Algumas vendedoras especulavam-se sobre a altura em que a ASAE decidiu encerrar o piso do pescado, quando decorre o concurso público internacional para a concessão do mercado a privados (por um prazo de 50 anos com possibilidade de renovação por mais 20). Outras alegavam que a situação noutros locais, como no Mercado do Bolhão, é pior e criticavam a autarquia por não ter feito obras. “Isto foi uma vergonha para os da câmara”, disse Albano Diogo, marido de uma peixeira.

Armindo Cunha, comerciante de carnes, que tem representado de forma não oficial os vendedores do Bom Sucesso, defende que faz falta um advogado que defenda os interesses dos comerciantes. No entanto, lamenta, não tem sido fácil mobilizar os vendedores.

“Impacto negativo”

A Associação de Feirantes do Distrito do Porto (AFDP) manifestou hoje “total indignação e discordância” pelo modo como a ASAE e a câmara “actuaram no mercado, prejudicando os comerciantes, os utentes e a cidade”. A situação teve um “impacto negativo”, que “repercutir-se-á com perda de negócios e o esvaziamento do mercado”, acrescentou.

“Os comerciantes, ao paralisarem a sua actividade, abruptamente, têm prejuízos que devem ser imputados à câmara e à ASAE, pela má gestão de informação quando aquela autoridade deveria dar um prazo para a correcção das eventuais anomalias”, afirmou a AFDP.

Um processo atribulado

A decisão da ASAE foi alvo de muitas críticas por parte da autarquia portuense. O vereador das Actividades Económicas, Sampaio Pimentel, criticou a “ausência de bom senso” na conduta da entidade de fiscalização.

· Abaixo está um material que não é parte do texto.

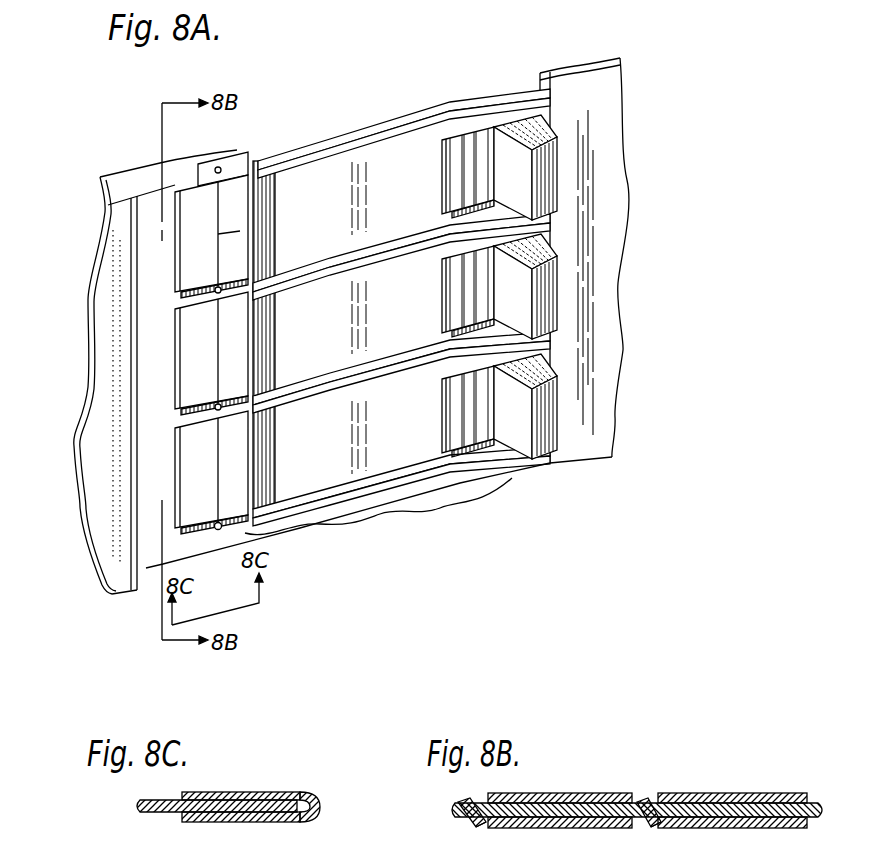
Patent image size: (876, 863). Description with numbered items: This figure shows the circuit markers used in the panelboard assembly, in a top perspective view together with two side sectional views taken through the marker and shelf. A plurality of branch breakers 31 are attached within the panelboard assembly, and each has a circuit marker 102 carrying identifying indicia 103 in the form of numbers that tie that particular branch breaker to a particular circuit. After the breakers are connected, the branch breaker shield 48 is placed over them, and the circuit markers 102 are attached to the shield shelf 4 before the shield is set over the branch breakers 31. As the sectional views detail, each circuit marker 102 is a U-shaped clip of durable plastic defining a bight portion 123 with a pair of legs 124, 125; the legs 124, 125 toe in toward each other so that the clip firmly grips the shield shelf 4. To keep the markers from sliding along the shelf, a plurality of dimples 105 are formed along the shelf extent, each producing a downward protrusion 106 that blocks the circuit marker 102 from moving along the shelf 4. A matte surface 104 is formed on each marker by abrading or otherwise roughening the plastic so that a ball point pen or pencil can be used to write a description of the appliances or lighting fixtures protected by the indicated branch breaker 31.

In FIG. 8A, the shield shelf 4 is at (200, 172).
In FIG. 8C, the shield shelf 4 is at (147, 812).
In FIG. 8B, the shield shelf 4 is at (455, 804).
In FIG. 8A, the branch breaker 31 is at (335, 222).
In FIG. 8A, the branch breaker shield 48 is at (512, 478).
In FIG. 8A, the circuit marker 102 is at (163, 236).
In FIG. 8C, the circuit marker 102 is at (275, 796).
In FIG. 8B, the circuit marker 102 is at (727, 788).
In FIG. 8A, the identifying indicia 103 is at (238, 233).
In FIG. 8A, the matte surface 104 is at (228, 328).
In FIG. 8A, the dimple 105 is at (245, 531).
In FIG. 8B, the dimple 105 is at (478, 802).
In FIG. 8B, the downward protrusion 106 is at (476, 826).
In FIG. 8C, the bight portion 123 is at (314, 808).
In FIG. 8C, the leg 124 is at (200, 822).
In FIG. 8C, the leg 125 is at (210, 792).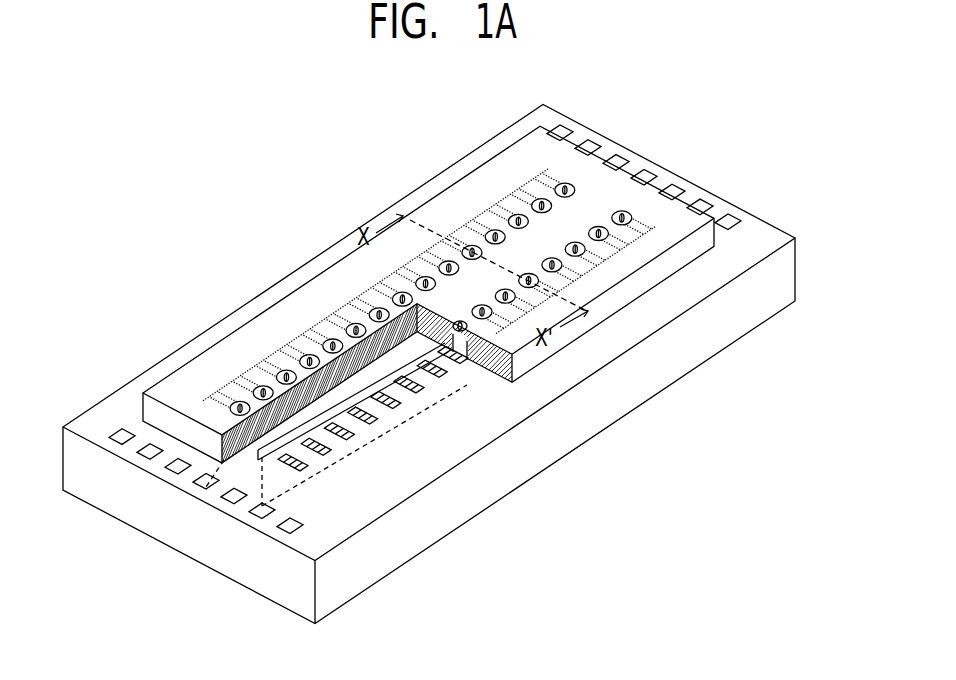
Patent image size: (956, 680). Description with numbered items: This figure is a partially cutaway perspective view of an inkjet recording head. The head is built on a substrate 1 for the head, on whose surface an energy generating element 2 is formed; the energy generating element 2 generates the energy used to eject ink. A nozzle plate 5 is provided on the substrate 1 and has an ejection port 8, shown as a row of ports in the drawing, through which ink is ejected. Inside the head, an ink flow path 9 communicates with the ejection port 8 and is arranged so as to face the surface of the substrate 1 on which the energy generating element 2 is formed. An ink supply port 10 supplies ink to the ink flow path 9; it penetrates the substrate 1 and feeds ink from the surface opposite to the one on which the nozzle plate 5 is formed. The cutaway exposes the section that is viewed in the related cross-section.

The substrate 1 is at (737, 248).
The energy generating element 2 is at (375, 418).
The nozzle plate 5 is at (657, 211).
The ejection port 8 is at (440, 256).
The ink flow path 9 is at (467, 360).
The ink supply port 10 is at (268, 444).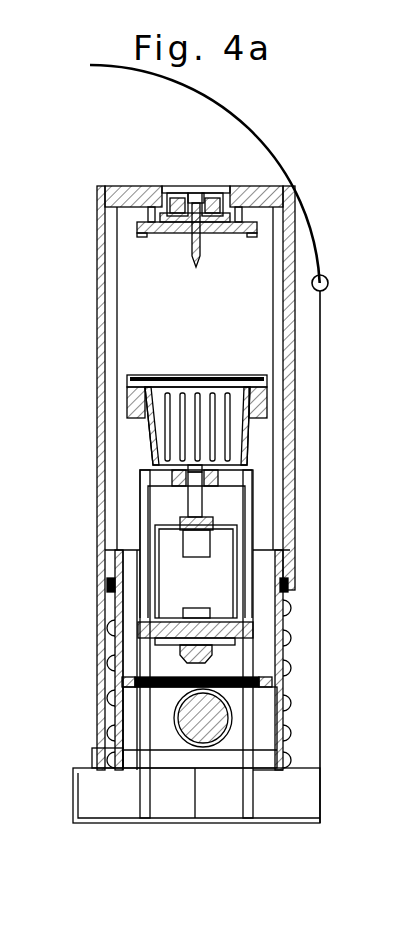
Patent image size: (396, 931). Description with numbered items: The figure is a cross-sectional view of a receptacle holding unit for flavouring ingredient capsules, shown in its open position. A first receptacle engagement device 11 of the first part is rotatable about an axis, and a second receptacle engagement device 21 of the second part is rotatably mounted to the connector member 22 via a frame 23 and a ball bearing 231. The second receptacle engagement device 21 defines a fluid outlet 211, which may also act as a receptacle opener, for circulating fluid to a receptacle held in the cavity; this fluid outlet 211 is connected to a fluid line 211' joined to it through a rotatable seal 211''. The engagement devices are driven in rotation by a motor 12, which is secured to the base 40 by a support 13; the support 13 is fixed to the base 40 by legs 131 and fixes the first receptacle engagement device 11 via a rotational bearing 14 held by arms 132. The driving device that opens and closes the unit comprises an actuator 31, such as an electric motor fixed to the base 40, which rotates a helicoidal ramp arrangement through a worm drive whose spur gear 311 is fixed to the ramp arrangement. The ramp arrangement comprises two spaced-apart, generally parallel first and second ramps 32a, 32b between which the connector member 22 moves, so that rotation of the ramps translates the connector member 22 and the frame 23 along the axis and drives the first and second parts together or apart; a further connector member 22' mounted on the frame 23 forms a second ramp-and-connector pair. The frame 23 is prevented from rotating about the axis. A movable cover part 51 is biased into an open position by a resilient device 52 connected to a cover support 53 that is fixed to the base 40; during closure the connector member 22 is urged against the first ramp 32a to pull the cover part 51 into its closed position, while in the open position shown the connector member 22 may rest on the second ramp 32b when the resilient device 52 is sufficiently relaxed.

The movable cover part 51 is at (275, 148).
The resilient device 52 is at (326, 280).
The cover support 53 is at (322, 502).
The frame 23 is at (97, 362).
The second receptacle engagement device 21 is at (165, 230).
The fluid outlet 211 is at (216, 244).
The fluid line 211' is at (175, 155).
The rotatable seal 211'' is at (219, 179).
The ball bearing 231 is at (170, 200).
The first receptacle engagement device 11 is at (188, 378).
The arms 132 is at (142, 490).
The rotational bearing 14 is at (210, 484).
The motor 12 is at (196, 567).
The support 13 is at (207, 632).
The legs 131 is at (140, 775).
The spur gear 311 is at (170, 674).
The actuator 31 is at (203, 720).
The connector member 22 is at (304, 660).
The connector member 22' is at (69, 557).
The first ramp 32a is at (110, 686).
The second ramp 32b is at (110, 718).
The base 40 is at (75, 800).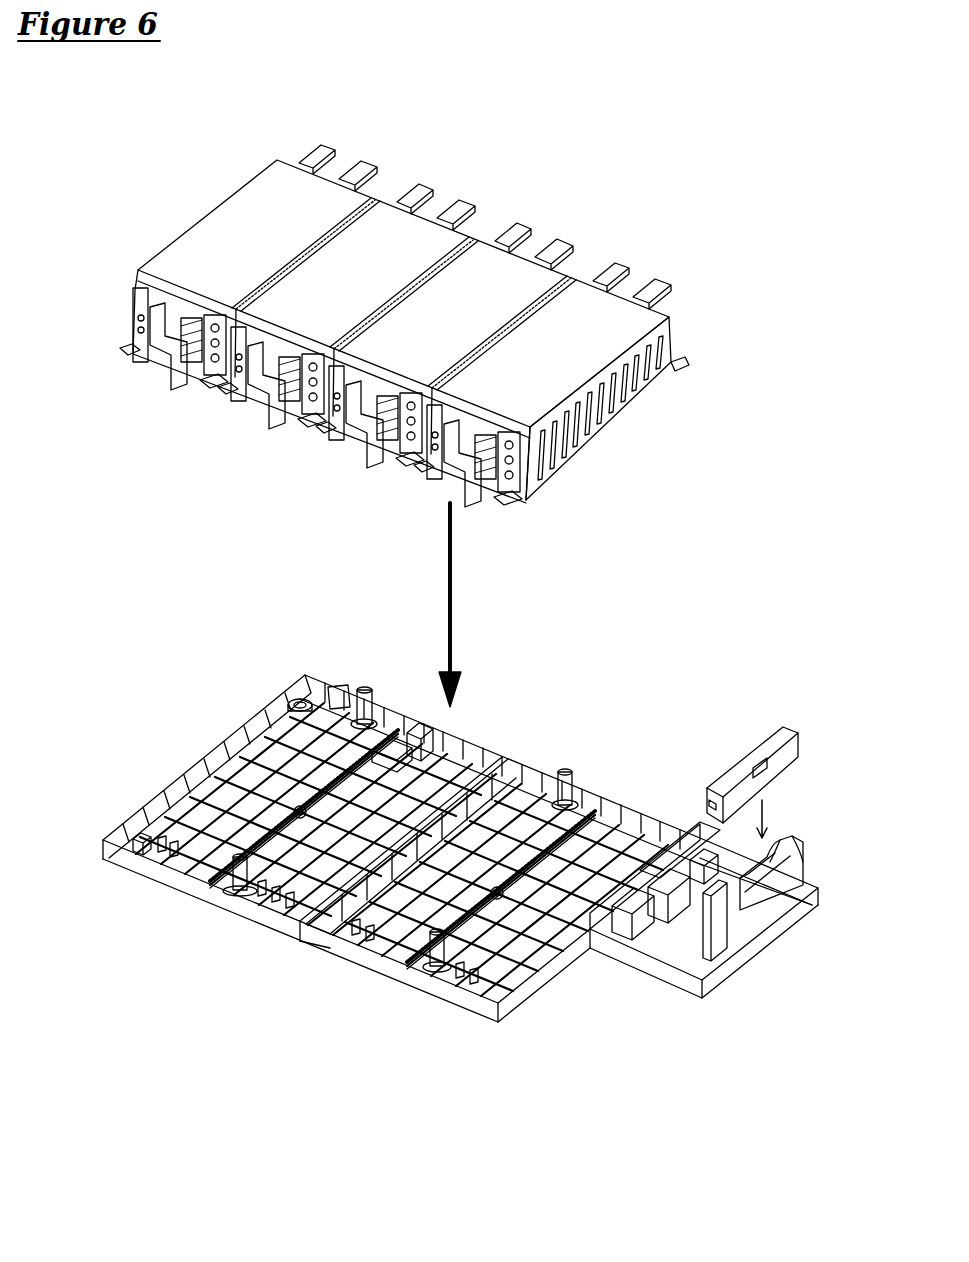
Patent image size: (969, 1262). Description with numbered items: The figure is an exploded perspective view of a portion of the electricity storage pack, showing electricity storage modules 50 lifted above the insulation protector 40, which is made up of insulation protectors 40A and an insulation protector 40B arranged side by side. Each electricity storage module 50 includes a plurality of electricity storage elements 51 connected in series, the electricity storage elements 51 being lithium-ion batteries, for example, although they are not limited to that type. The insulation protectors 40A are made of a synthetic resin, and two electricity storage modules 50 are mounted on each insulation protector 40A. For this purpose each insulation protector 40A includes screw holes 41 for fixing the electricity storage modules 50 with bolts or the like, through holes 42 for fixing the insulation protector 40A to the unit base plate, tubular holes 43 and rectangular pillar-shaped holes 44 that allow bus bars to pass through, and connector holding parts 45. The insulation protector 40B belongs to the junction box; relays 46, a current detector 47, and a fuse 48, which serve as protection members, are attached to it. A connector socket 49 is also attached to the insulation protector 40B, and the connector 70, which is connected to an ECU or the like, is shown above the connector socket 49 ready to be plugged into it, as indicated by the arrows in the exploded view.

The insulation protector 40 is at (477, 879).
The insulation protector 40A is at (247, 907).
The insulation protector 40B is at (725, 882).
The screw holes 41 is at (293, 698).
The through holes 42 is at (312, 693).
The tubular holes 43 is at (375, 705).
The rectangular pillar-shaped holes 44 is at (425, 746).
The connector holding parts 45 is at (136, 849).
The relays 46 is at (664, 892).
The current detector 47 is at (707, 840).
The fuse 48 is at (681, 948).
The connector socket 49 is at (793, 866).
The electricity storage module 50 is at (240, 214).
The electricity storage elements 51 is at (660, 348).
The connector 70 is at (758, 752).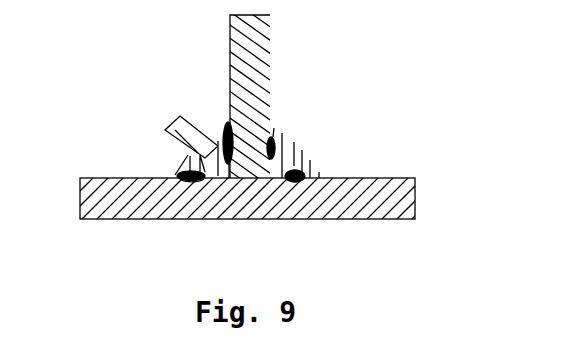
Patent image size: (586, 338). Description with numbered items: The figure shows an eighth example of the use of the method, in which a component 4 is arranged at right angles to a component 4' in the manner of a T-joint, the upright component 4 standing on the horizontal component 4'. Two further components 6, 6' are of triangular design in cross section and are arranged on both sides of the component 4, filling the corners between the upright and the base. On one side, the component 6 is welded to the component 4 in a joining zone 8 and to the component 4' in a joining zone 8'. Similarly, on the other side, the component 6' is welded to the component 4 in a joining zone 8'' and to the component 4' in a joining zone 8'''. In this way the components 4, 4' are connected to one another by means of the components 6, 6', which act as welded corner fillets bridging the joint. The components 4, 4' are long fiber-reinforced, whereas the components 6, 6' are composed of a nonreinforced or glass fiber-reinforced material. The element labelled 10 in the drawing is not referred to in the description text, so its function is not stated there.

The component 4 is at (278, 106).
The component 4' is at (237, 221).
The component 6 is at (192, 108).
The component 6' is at (331, 137).
The joining zone 8 is at (216, 105).
The joining zone 8' is at (186, 217).
The joining zone 8'' is at (298, 122).
The joining zone 8''' is at (308, 214).
The nozzle 10 is at (170, 143).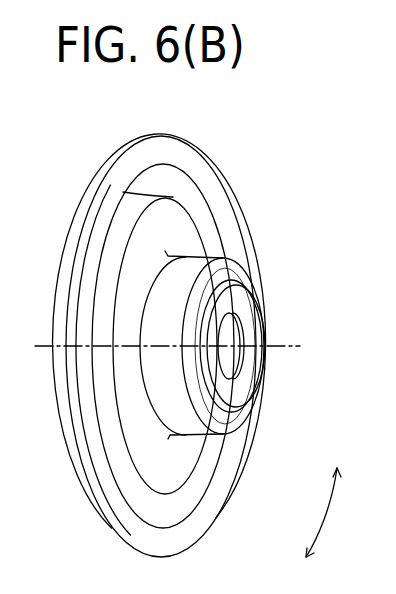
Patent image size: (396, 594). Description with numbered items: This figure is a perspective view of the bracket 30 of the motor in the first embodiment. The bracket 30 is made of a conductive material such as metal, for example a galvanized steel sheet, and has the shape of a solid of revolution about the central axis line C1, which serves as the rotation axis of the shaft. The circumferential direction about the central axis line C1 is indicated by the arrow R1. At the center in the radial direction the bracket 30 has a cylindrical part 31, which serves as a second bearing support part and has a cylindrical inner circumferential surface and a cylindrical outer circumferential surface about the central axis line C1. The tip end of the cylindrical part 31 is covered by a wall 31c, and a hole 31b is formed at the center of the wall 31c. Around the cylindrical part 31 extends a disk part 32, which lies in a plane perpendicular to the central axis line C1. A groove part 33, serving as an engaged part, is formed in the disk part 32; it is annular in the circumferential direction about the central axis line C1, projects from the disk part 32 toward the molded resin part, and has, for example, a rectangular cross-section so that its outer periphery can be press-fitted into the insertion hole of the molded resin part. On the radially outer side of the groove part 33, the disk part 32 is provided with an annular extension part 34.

The bracket 30 is at (82, 155).
The annular extension part 34 is at (172, 150).
The groove part 33 is at (147, 185).
The disk part 32 is at (177, 228).
The cylindrical part 31 is at (188, 262).
The hole 31b is at (243, 337).
The wall 31c is at (238, 388).
The central axis line C1 is at (300, 345).
The arrow indicating circumferential direction R1 is at (335, 512).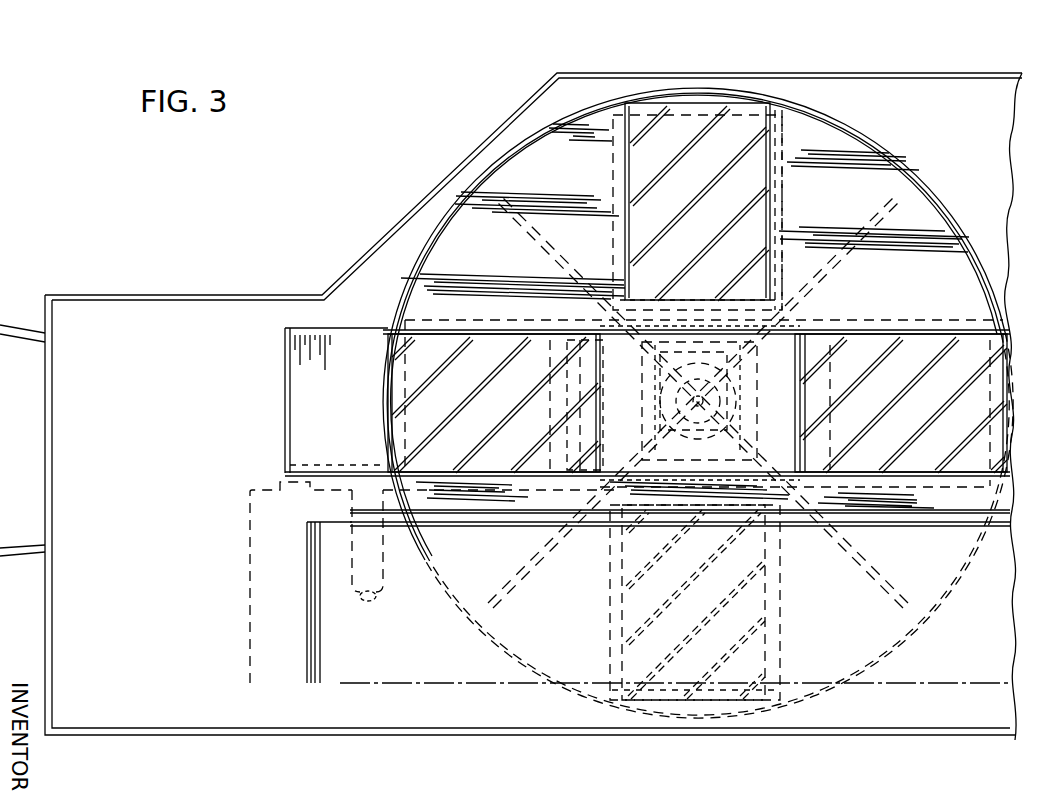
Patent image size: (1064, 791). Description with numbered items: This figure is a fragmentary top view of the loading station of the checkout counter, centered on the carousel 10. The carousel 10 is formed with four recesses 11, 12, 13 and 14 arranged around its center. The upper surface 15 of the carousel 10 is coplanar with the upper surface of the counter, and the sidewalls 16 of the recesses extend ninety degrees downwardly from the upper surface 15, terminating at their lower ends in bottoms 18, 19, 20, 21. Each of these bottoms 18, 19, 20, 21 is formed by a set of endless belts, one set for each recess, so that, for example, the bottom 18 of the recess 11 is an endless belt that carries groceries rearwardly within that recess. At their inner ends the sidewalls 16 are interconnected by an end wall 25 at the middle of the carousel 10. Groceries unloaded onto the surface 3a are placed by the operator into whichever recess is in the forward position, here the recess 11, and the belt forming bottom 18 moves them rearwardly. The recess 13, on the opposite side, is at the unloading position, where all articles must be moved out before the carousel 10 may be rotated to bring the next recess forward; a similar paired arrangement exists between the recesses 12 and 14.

The carousel 10 is at (530, 175).
The recess 11 is at (455, 350).
The recess 12 is at (745, 210).
The recess 13 is at (970, 372).
The recess 14 is at (748, 640).
The upper surface 15 is at (925, 232).
The sidewalls 16 is at (650, 162).
The bottom 18 is at (457, 414).
The bottom 19 is at (700, 242).
The bottom 20 is at (912, 430).
The bottom 21 is at (690, 618).
The end wall 25 is at (600, 452).
The surface 3a is at (168, 451).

Segundo o vereador, a notificação que chegou à Câmara do Porto na passada quinta-feira exigia o encerramento imediato da totalidade do mercado. Já o relatório da inspecção da ASAE (feita a 18 de Julho) determinava que apenas a zona do pescado não reunia as “condições mínimas do ponto de vista higio-sanitário e funcional” para a sua função.

No entanto, António Nunes, inspector-geral da ASAE, disse à Agência Lusa que a notificação é que “realmente vale” e que nela é perceptível que seria a zona de peixe a única a encerrar. O CDS/PP pediu hoje esclarecimentos à ASAE sobre este processo.